Some aspects of clopidogrel, such as its concurrent use with morphine and the effectiveness of administration by paramedics within the prehospital setting, require further research.
Conclusion
Research leans towards the ongoing use of clopidogrel in the prehospital environment as an effective antiplatelet pharmacological intervention.
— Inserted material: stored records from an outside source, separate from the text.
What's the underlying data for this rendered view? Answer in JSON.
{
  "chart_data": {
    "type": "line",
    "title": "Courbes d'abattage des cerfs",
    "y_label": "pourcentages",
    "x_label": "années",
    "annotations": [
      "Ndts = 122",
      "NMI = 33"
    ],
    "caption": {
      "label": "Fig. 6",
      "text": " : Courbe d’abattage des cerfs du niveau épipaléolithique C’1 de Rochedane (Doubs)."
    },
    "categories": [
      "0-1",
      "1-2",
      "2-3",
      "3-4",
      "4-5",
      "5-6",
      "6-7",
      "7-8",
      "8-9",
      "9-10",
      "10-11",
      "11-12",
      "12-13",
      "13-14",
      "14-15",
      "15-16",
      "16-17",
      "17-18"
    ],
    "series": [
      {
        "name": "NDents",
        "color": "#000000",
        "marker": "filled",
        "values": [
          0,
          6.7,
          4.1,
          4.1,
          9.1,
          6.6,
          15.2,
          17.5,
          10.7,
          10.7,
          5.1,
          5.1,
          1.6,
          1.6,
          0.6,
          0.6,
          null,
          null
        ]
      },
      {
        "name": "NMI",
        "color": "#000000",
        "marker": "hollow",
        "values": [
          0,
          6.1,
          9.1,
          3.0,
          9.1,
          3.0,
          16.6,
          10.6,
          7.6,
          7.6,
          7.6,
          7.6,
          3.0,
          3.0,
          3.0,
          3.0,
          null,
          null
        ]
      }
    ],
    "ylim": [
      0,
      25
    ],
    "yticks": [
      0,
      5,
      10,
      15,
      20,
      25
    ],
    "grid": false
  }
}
However, further comprehensive studies need to be conducted to determine which antiplatelet medication (i.e. clopidogrel, ticagrelor or prasugrel) is suitable and whether there is substantial benefit to the early administration of P2Y12 inhibitors in the prehospital setting for the ongoing management of STEMI (for both PCI and fibrinolysis).
The objective of this study, however, was to review the safety and efficacy of clopidogrel administration within the prehospital environment for the management of STEMI, and to examine whether this drug should be incorporated into ambulance services internationally.
Although the benefits of clopidogrel administration are unlikely to be realised in the prehospital setting, it is clear from this study that the early administration of clopidogrel, such as by paramedics, is required to optimise onset duration, without the risk of clinically significant bleeding or secondary events.
Clopidogrel within the prehospital setting should ideally be used in regional locations to support the ongoing care, interventions and recovery of the patient well after paramedics have transferred them to definitive care, particularly when complemented within a combination of therapies (e.g. enoxaparin, aspirin, fibrinolysis or PCI) in the management of STEMI.